Todavía era de noche cuando el Saint-Cornely abandonó el puerto de Le Palais. En el faro que señalaba la entrada todavía ardía el fuego, y sus reflejos rojos danzaban sobre la mar, algo picada aquella mañana. Al doblar la punta nordeste de la isla de Houat, se cruzaron con un barco procedente de Piriac. Llevaba a un único viajero. Era Nicolas Hardy, sin duda el mejor sabueso de Laffemas, que le había enviado como explorador disfrazado de mercero, y como tal visitaría a los habitantes de Belle-Isle a fin de decidir si sería interesante para su amo desplazarse allí en persona. Los marineros se saludaron al pasar, pero sus pasajeros, sentados en el fondo, resultaban invisibles desde la otra embarcación. Además, envueltas en sus largas capas y con los capuchones bajados, las dos mujeres eran irreconocibles.

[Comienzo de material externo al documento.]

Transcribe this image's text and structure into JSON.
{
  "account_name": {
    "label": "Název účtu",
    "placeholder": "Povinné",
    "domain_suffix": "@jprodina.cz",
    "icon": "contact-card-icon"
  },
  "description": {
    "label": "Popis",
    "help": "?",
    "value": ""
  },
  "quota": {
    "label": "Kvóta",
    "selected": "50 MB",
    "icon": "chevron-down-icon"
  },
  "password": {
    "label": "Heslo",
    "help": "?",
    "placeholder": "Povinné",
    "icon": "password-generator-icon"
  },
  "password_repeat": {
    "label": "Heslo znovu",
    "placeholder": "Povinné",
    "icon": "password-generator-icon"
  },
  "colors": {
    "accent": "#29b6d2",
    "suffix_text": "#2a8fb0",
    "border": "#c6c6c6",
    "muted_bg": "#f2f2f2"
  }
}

Feliz por aproximarse a François, Sylvie se dejaba mecer por el oleaje. Por haber acompañado varias veces a Corentin en un barco de pesca, sabía que la mar era su amiga y no le produciría el menor mareo.
Cuando amaneció, la isla estaba ya muy lejos. Sus altos acantilados no eran más que una silueta en el horizonte. Sylvie pensó entonces, en voz alta:
— ¡Me gustaría volver aquí! ¡No puede uno imaginarse hasta qué punto es hermosa esta isla!
— Vuestro querido François me ha atiborrado los oídos muchas veces -dijo Marie-. No estaba equivocado, por lo que he podido ver.
— De no ser por ciertas personas, sería posible vivir muy feliz allí.
— Eso, querida, vale también para muchos otros lugares del mundo. Espero que os gustará el sitio adonde os llevo.